Sunday, April 18, 2010

WORKING GIRLS (1986)


I was tempted to harrumph that everything you needed to know about the movie was in this post's title, but then when I started thinking more about it, I thought it would be a disservice to greatness of Armando Lacuesta's crazy but spot-on script, Carmi Martin's and to a lesser extent Gina Pareno's comic genius, and Bernal's amazing ability to somehow pull this movie off and maintain his arthouse cred, and changed my mind.

It's a film that is very easy to dismiss, especially in retrospect. What with its plot lines of unwanted pregnancy, fake pregnancy and secretaries tuned prostitutes and its agenda of furthering the woman's plight in the workplace, there are moments when the film felt like an unholy marriage of vapid, regurgitated telenovelas and empty and insight-less politics. Take Sabel (Rio Locsin), she of the now oft-quoted "Sabel, this must be love!", for example; a quiet, even mousy secretary to the more successful Carla (Hilda Koronel) who got pregnant by the company's resident lothario (played, inexplicably, well at least to me, by Tommy Abuel). Because this is the plot line she finds herself stuck with, Locsin's character goes through the whole gamut of predictable cinematic representations: from the first instances of morning sickness and nausea that was, of course, shot with a great deal of drama and foreboding, to the tearful confrontation with the boyfriend who couldn't care less, to the inevitable redemption scene towards the end, with officemates applauding her knocking one of the jerk office guys out.

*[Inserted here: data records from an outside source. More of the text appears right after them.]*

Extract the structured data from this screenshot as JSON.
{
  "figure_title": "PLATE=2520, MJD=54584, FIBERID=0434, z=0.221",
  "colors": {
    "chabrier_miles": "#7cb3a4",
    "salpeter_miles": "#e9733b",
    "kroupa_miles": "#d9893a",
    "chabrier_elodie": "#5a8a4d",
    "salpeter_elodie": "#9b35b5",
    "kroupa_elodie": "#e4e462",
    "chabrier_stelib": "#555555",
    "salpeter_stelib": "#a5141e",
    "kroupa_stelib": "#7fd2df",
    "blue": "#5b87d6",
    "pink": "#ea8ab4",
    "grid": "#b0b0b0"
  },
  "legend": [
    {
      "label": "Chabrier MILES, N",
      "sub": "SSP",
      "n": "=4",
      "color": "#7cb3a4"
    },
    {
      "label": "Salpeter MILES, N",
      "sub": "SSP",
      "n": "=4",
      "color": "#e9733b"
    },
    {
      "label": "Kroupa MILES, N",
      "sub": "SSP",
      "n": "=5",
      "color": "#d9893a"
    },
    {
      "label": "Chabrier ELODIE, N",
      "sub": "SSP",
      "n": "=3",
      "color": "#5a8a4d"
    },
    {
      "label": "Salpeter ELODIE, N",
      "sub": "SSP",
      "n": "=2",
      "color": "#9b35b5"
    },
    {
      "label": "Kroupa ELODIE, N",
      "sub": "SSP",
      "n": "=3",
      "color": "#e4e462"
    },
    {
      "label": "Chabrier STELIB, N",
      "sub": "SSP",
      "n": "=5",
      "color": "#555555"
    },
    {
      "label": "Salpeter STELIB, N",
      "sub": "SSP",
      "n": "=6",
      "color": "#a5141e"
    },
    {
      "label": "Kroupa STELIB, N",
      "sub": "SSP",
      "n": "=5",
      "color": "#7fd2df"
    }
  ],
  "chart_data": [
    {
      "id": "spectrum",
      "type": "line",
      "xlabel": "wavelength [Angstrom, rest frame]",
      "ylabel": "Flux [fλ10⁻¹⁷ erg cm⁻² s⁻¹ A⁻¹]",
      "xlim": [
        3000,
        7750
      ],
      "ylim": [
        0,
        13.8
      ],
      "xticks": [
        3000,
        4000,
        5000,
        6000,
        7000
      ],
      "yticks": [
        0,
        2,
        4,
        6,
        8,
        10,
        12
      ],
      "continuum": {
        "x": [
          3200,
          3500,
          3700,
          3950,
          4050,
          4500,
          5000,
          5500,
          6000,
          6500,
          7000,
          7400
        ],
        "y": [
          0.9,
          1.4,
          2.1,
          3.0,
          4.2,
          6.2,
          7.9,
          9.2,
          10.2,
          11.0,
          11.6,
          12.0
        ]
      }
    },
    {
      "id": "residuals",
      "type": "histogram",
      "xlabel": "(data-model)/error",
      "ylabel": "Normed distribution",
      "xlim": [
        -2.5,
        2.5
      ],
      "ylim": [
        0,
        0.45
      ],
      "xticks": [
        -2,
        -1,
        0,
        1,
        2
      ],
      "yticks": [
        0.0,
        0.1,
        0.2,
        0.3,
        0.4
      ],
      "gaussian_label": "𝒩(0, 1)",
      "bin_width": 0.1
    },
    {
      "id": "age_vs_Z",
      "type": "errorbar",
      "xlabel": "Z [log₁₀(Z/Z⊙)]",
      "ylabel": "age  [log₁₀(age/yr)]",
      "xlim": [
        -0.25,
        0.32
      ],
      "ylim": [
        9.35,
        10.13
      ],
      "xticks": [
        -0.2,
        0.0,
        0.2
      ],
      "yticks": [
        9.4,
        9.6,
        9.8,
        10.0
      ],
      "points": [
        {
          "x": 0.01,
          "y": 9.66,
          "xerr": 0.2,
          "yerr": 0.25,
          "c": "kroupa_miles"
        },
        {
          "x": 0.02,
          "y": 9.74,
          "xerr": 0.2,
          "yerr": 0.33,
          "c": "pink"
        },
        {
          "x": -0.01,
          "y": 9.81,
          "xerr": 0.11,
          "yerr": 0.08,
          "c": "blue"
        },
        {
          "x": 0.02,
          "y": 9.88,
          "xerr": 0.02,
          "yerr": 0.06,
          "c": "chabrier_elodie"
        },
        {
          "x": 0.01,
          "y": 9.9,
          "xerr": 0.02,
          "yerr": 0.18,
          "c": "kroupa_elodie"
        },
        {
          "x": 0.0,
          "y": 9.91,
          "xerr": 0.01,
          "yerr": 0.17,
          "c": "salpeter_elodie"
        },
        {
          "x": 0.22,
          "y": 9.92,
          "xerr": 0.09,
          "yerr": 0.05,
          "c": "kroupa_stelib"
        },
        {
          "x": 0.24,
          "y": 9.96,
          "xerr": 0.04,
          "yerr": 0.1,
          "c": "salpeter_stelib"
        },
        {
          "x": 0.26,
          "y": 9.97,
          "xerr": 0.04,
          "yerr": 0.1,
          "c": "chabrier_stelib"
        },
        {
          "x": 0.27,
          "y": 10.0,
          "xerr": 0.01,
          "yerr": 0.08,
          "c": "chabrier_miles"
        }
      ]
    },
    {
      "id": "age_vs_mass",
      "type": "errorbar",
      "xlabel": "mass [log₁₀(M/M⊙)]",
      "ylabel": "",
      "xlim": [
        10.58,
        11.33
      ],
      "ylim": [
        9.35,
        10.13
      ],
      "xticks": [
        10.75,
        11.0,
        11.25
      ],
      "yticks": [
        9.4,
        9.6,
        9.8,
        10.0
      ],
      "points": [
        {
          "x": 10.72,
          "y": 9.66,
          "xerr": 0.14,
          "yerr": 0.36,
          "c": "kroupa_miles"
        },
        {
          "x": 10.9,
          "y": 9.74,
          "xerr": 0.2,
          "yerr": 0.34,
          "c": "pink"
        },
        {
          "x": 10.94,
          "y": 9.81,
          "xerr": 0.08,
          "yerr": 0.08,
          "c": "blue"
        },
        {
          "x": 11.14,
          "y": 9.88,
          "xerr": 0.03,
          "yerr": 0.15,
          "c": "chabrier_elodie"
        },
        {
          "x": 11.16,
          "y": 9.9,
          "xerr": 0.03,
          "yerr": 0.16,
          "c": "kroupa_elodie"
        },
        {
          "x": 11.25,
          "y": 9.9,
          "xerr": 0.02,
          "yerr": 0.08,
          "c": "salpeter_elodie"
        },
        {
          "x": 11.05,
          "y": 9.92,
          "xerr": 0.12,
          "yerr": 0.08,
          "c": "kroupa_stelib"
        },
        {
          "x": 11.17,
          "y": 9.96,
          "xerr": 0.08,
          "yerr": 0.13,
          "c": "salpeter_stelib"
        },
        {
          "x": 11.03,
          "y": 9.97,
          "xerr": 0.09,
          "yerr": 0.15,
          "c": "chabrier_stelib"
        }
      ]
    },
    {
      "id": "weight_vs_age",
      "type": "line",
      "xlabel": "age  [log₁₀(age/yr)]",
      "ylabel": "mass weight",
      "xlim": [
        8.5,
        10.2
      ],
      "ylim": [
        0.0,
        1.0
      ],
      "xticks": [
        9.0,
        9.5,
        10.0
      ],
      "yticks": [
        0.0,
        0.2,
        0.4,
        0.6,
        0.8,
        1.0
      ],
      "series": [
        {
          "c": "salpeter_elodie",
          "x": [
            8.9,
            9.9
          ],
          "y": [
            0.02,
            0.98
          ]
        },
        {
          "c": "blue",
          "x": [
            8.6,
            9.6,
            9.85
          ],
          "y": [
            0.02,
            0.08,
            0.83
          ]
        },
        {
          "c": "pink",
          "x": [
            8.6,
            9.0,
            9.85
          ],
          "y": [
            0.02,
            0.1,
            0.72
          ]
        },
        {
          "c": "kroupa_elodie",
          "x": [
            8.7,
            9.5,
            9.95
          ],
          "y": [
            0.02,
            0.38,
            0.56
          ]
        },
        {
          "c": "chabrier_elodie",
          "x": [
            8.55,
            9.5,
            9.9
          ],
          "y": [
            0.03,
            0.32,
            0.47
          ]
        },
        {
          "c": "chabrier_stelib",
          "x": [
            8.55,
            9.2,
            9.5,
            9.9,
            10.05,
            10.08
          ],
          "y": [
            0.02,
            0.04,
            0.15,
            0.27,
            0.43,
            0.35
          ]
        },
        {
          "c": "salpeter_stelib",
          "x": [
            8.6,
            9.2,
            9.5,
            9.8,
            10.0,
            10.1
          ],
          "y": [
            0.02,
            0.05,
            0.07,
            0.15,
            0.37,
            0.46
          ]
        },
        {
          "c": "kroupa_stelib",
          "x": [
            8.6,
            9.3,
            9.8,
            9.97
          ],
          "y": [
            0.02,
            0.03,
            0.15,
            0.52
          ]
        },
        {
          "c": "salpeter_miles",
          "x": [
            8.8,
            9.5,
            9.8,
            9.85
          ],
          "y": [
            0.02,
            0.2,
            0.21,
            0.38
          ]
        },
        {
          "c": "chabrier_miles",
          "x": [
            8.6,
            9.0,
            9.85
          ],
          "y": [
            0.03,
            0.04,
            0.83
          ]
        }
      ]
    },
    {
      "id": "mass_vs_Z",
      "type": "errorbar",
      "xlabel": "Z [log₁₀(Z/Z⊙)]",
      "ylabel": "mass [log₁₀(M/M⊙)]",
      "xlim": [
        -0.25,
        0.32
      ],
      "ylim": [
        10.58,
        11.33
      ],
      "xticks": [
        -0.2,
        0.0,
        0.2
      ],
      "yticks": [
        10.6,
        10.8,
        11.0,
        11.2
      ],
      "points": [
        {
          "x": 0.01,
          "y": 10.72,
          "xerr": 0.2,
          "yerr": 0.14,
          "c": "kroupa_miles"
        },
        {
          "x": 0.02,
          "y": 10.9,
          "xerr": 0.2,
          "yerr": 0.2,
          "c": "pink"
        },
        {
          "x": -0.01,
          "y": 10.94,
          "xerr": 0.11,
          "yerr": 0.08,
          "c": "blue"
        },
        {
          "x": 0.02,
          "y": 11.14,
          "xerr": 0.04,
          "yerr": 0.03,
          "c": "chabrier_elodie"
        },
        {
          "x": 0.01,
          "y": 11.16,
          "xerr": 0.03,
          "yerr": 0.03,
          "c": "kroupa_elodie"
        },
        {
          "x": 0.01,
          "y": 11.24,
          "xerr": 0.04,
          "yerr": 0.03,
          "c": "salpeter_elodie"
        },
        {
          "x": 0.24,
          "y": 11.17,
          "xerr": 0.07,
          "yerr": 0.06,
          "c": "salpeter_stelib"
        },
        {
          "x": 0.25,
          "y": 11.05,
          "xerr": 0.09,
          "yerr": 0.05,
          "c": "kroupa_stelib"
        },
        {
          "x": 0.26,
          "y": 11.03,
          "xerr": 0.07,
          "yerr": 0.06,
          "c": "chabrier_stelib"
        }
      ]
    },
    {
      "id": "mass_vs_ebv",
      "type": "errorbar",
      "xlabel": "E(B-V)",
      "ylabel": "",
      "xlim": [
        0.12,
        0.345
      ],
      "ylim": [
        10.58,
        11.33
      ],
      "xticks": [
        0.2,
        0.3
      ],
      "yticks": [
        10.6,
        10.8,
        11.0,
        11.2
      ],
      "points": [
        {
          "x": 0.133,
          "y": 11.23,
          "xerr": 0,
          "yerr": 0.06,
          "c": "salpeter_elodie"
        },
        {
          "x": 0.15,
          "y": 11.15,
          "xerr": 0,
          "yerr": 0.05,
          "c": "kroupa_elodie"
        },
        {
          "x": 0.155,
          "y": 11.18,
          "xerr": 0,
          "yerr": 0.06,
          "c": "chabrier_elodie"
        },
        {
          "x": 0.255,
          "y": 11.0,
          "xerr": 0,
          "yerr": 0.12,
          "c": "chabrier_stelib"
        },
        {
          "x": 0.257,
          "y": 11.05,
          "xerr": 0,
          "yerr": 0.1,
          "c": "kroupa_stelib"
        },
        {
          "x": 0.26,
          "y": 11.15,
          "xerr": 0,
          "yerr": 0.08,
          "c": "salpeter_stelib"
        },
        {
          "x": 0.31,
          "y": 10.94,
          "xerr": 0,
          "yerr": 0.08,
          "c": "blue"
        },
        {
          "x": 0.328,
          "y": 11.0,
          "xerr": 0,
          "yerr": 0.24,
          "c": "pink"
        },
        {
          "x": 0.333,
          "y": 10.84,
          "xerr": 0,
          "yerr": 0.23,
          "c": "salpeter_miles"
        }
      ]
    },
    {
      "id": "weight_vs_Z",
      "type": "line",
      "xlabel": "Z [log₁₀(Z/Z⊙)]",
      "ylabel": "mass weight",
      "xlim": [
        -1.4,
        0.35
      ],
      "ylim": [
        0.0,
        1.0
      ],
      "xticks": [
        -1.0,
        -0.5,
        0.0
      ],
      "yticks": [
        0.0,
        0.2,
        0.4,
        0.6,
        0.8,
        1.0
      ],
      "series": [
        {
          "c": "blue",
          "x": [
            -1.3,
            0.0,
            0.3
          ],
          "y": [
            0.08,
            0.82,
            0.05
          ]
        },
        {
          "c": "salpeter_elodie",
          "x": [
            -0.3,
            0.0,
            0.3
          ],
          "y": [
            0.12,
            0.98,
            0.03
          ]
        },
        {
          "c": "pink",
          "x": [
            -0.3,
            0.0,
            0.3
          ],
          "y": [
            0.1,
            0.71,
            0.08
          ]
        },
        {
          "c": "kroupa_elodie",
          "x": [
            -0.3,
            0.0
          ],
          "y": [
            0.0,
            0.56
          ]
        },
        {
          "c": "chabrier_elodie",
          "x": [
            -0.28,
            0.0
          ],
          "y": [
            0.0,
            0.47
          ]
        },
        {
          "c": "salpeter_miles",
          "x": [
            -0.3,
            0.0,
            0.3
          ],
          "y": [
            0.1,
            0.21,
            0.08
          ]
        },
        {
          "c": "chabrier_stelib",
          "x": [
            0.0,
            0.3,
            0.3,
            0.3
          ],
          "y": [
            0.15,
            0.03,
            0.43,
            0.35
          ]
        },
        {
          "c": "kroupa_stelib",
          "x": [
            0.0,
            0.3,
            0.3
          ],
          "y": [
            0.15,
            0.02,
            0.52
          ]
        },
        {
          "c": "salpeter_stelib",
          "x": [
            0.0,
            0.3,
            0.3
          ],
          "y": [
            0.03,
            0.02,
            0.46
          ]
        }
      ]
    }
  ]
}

Seriously, Merriam-Webster Online would have the word cliche linked to these scenes. Similarly, Rose's (Maria Isabel Lopez) descent to prostitution is maddeningly outrageous; really, one would be ready to sell her vajayjay for that stupid yellow and black dress/ensemble/whatever you call that piece of atrocity she was hoping to buy but clearly couldn't afford?! Well at least she was prostituting herself for a novel cause (shopping); I'd take that over, say, her kid's tution or a sick, dying mom. Blech.

What I think saved the movie from all the hokey attempts at gravitas and social relevance (prostitution, abortion, sexual harassment in the workplace, were after all, serious issues in 1984, some would argue even until now) was how willing it was to easily abandon these things for a good laugh. In Suzanne Galang, a character Carmi Martin effortlessly propelled to the stratosphere of comic heroines of Philippine cinema, Lacuesta and Bernal could have had a really interesting character study of a woman who may not be competent enough to hold even the most banal of office jobs, yet who remorselessly uses her other assets to get ahead. Maybe even find true love. You know, something to give these feminist folks something to chew on and lose sleep over. Instead, Bernal cranked the camp and slapstick meter way up that there really is no choice for the viewer to just give up on thinking and just laugh himself/herself out. Martin's slight retarded yet amazingly sensual take on the office dumb slut is nothing short of phenomenal and raises the whole movie to a whole a new level.

If Martin does nothing for you (which, really, is a sign that you may need to seek some professional psychiatric help) then there's the incomparable Gina Pareno, who, in her equally brilliant way, shed some more memorability to the whole picture than it probably deserves. Her steely determination to provide a better life for her son drove her to spectacularly weird situations, from stalking a Makati executive and following her to an aerobics class to haggling for a payoff to support a baby she was never going to have. Pareno's comic timing is as flawless then as it is now, and her dependable commitment to whatever character she's playing elevates this, let's admit it, sloppy sketch to a character that we understand, perhaps even identify with.

Overall it was a good movie, not as great as I anticipated to be (like, say Temptation Island, whose sheer craziness can withstand the most ridiculous of praise and cult following) but the odds are stil not in favor of the upcoming remake to top this. It may be a minor Bernal but it is still a Bernal, and the overall fun and entertainment one would have in watching it can easily dispel any nagging thought that what you're watching is really a silly, sometimes overzealous, piece of fluff.